With Monsanto, we are seeing an equally, if not more aggressive push towards uniform adaptation of a singular approach. We’re talking about seeds, and specifically about Monsanto’s insistence on pushing identical seeds to farmers around the world. They tout higher yields, pest resistance, plant durability in the face of drought or flood conditions, higher nutrition (and thus market demand), and so on and so on—basically all of the things a farmer wants to hear. At least in the abstract, that is. What they’re failing to address is the multitude of environmental (and ethical) factors that come into play on individual farms and in individual communities. Just as children learn differently, farm ecosystems behave differently, and no amount of forced homogeneity—whether in terms of practice or seed usage—will ever change that environment in anything but a destructive manner.

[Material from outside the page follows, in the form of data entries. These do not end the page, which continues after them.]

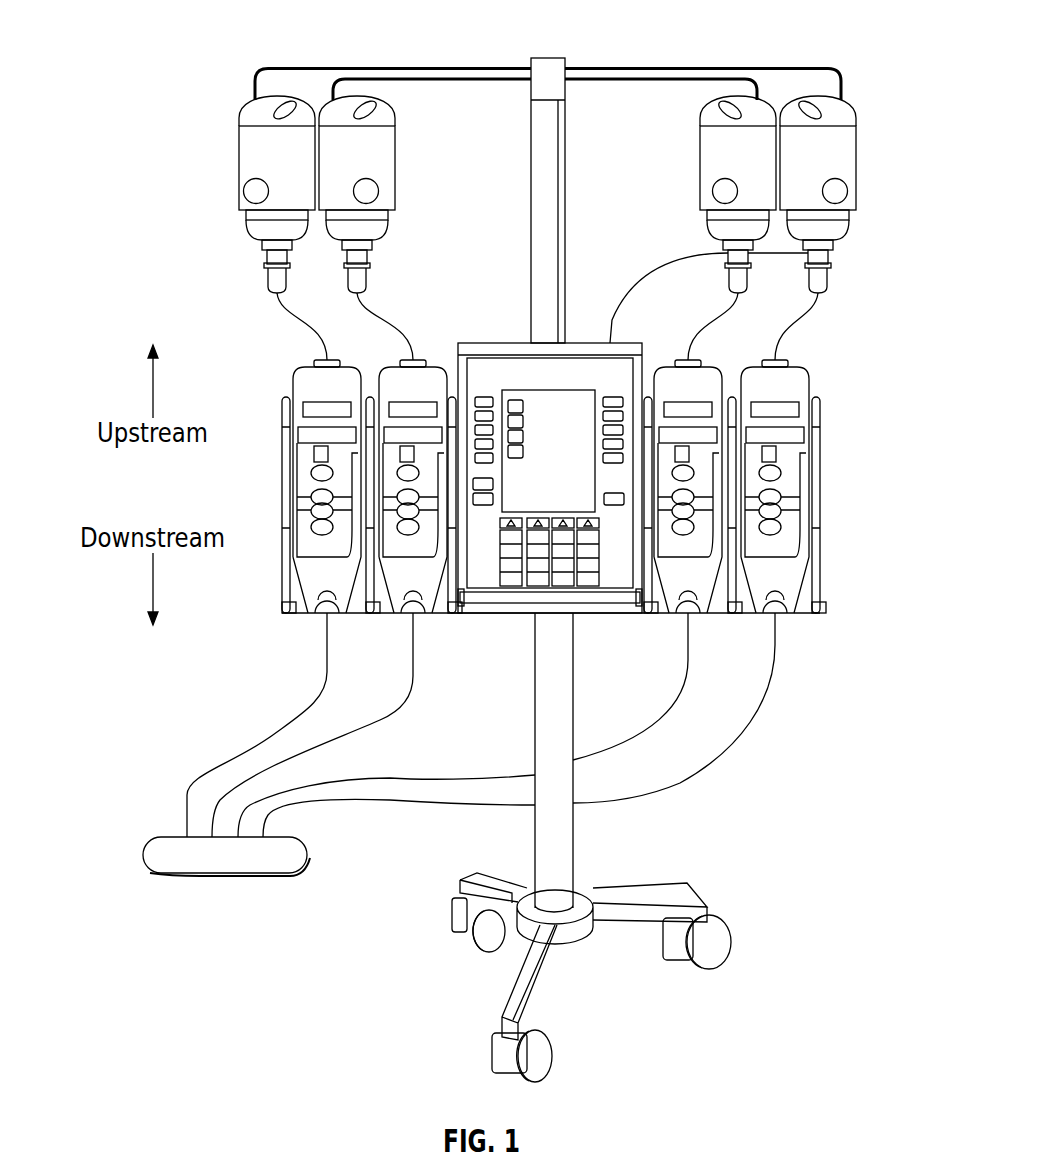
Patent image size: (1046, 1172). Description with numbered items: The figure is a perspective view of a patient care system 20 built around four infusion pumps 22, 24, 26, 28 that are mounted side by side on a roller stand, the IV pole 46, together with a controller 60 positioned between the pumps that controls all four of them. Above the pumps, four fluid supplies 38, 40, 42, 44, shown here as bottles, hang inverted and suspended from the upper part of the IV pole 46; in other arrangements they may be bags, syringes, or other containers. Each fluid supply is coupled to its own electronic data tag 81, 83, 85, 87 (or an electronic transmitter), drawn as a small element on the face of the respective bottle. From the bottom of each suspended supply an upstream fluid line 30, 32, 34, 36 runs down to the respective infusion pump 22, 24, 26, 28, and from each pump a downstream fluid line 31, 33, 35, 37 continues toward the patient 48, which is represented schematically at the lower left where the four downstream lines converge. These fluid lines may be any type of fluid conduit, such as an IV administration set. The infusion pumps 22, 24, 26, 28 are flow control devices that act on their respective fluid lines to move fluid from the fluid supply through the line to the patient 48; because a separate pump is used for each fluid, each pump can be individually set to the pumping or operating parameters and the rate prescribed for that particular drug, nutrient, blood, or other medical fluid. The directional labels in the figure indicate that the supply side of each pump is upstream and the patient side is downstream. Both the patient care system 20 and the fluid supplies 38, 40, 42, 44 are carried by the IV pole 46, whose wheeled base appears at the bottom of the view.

The patient care system 20 is at (231, 51).
The infusion pump 22 is at (808, 368).
The infusion pump 24 is at (662, 366).
The infusion pump 26 is at (396, 365).
The infusion pump 28 is at (303, 366).
The upstream fluid line 30 is at (820, 310).
The downstream fluid line 31 is at (778, 655).
The upstream fluid line 32 is at (732, 312).
The downstream fluid line 33 is at (684, 665).
The upstream fluid line 34 is at (368, 312).
The downstream fluid line 35 is at (400, 700).
The upstream fluid line 36 is at (287, 306).
The downstream fluid line 37 is at (320, 680).
The fluid supply 38 is at (858, 152).
The fluid supply 40 is at (700, 152).
The fluid supply 42 is at (398, 152).
The fluid supply 44 is at (240, 152).
The IV pole 46 is at (575, 843).
The patient 48 is at (143, 856).
The controller 60 is at (522, 342).
The electronic data tag 81 is at (847, 192).
The electronic data tag 83 is at (713, 195).
The electronic data tag 85 is at (380, 192).
The electronic data tag 87 is at (243, 195).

Monsanto’s motivating factor is pure corporate greed. Think about it this way: to create one new seed, to tweak its DNA over years—whether by direct genetic modification or other means—involves years of testing, assessing results, and further tweaking, all of which costs millions of dollars per seed. Multiply that cost over the various species groups for which they sell seeds (tomatoes, potatoes, rice, etc), and there’s no denying that this is an incredibly expensive business. So to cut costs, to maximize profits, they’ve decided that one seed per species is enough, and that this one seed can be used anywhere in the world, in any environment, by any farmer, using any practice. To invest even more money into geographically and environmentally adapted seeds would drive them out of business. Thus, rather than admit that their products aren’t the global panacea that they would have us believe they’ve created, they spin their marketing materials to try to force this one-world solution, and its cost-efficiency, on farmers everywhere, ignoring obvious flaws to their approach and the potentials for crop failure, ruined livelihoods, and environmental destruction.

So what’s to be done? Other than the obvious attack against this seed hegemony, by which we mean boycotting Monsanto products and lobbying for stricter regulations to prevent their seeds and the resulting products from entering the marketplace, there must be a proactive solution as well. Fortunately for those who have already committed their lives to farming ethically and responsibly, much like the devoted educators working directly with students, there are practices already being used that can be studied for potential enhancement, as well as new insights, based on research and experience, that can be adapted for specific farms, crops, and seasons, all working in concert to take advantage of strengths in the local ecosystem while strengthening it at the same time. These include obvious things like soil quality, rainfall, livestock, and—most importantly when challenging Monsanto—seed diversity, the true measure of a thriving farm within a thriving ecosystem. Beyond that, as an attempt to chip away at Monsanto’s 26% market share in terms of global seed sales—a number that should horrify you when you consider what it means in terms of seed homogenization—these good practices need to be shared and celebrated, offered as models, as learning tools, so that they can spread and become the norm, rather than the exception.